The book begins in the year of Washington's death, where he decides to make an addendum to his will where all of his own slaves would receive their emancipation upon his death, a shocking breach of protocol for a Virginian plantation owner at the time. By following Washington's meticulous diaries, Wiencek shows us firsthand the struggle that our first president went through within his own rigid moral barriers, trying to reconcile the ideas of the Enlightenment with a creaky, superstitious, inhuman institution like slavery. And yet, his life, his world was centered around it, and one could not pull the rafters from a building and not expect it to collapse. This was the dilemma that Washington faced, and this is the conflict that the book presents us with.
Unfortunately, it's not extremely well organized. The author is in such a rush to present us with his painstakingly researched data that he begins to gush in the very first chapter, bursting at the seams with stories and histories and connections and context. The whole book follows in this theme, sort of like a scatter plot. Washington's life is the median trend of the plot, following him from beginning to end, with bits and pieces of history, culture, and new anecdotes on slavery scattered about. The effect is somewhat confusing, but in the end it conglomerates into a big picture: division.
For the pure purpose of education, An Imperfect God is enlightening, clearing away the cobwebs of myth and idolizing with a proliferation of primary source documents. Washington kept detailed journals and books of finances, down to what he spent on gambling on nights in Williamsburg. He also kept yearly diaries with the markedly unromantic title "Where and How My Time is Spent." No one could accuse him of being flowery. However, Wiencek doesn't just leave it there, with his subject; he has scoured the annals at Mount Vernon and other depositories for letters, records, journals, and exchanges on a host of other subjects, some of which include barely literate slaves who worked at Mount Vernon. Scarcely a paragraph passes without a reference to some obscure historical character, backed up by extensive documentation.
Wiencek is a fine historian, and his work is sure to last, if only for the motivated. An Imperfect God is not written for the passive reader, only cursorily interested-- no, the dense writing and blob-like organization don't make this a golden work of the literature world. But as a historical document, it stands. Raw facts are hard to memorize; people like stories.
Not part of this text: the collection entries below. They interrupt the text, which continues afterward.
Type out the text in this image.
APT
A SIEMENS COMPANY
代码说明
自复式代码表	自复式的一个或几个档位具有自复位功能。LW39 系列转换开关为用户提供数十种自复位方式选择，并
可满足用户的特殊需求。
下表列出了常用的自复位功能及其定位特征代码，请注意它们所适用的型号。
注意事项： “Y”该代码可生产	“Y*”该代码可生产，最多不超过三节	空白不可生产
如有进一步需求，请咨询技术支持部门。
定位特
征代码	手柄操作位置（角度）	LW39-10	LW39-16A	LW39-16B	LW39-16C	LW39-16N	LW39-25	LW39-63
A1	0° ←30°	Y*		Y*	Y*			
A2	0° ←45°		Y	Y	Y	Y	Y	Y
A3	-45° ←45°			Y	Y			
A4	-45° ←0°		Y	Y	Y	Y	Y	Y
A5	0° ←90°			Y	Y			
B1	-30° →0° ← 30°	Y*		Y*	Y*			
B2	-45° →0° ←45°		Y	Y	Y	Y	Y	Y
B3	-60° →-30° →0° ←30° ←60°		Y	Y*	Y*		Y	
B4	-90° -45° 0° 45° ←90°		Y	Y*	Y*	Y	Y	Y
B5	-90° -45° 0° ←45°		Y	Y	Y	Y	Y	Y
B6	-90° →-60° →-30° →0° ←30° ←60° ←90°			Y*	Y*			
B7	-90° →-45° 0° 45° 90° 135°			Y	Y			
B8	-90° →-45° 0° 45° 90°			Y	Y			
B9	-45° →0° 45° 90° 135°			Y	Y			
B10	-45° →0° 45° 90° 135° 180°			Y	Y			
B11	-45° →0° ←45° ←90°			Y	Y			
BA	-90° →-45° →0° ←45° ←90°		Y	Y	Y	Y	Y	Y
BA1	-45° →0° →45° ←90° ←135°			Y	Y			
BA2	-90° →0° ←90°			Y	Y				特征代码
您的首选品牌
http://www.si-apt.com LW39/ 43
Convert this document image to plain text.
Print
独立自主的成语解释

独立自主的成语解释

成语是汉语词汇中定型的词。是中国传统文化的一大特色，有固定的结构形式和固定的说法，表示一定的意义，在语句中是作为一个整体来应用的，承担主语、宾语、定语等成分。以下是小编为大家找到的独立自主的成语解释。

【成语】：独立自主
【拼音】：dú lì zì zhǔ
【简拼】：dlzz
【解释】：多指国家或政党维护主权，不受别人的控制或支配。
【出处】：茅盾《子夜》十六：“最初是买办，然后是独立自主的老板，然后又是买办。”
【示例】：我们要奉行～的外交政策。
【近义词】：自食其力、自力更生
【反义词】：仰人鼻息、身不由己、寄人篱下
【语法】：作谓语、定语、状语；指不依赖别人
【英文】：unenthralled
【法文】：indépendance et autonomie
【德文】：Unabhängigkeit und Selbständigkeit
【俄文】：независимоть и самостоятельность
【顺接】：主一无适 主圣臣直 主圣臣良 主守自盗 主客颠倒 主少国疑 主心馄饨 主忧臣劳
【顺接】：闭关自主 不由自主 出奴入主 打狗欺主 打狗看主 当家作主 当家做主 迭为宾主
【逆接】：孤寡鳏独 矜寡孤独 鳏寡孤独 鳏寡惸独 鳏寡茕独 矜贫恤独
Maybe we ought to tell our elementary school kids the truth sometimes, even if it's hard to hear.
This book isn't available on Kindle, which is alright-- I snagged my copy from a dusty corner of the library. You can purchase it from Amazon for as low as $10.50 in the hardback, which is a lovely edition with a group of paintings in the center (including one remarkable one of Washington's cook, Hercules) that I had never seen before. Worth a read if you've got the time, worth a summary if you haven't.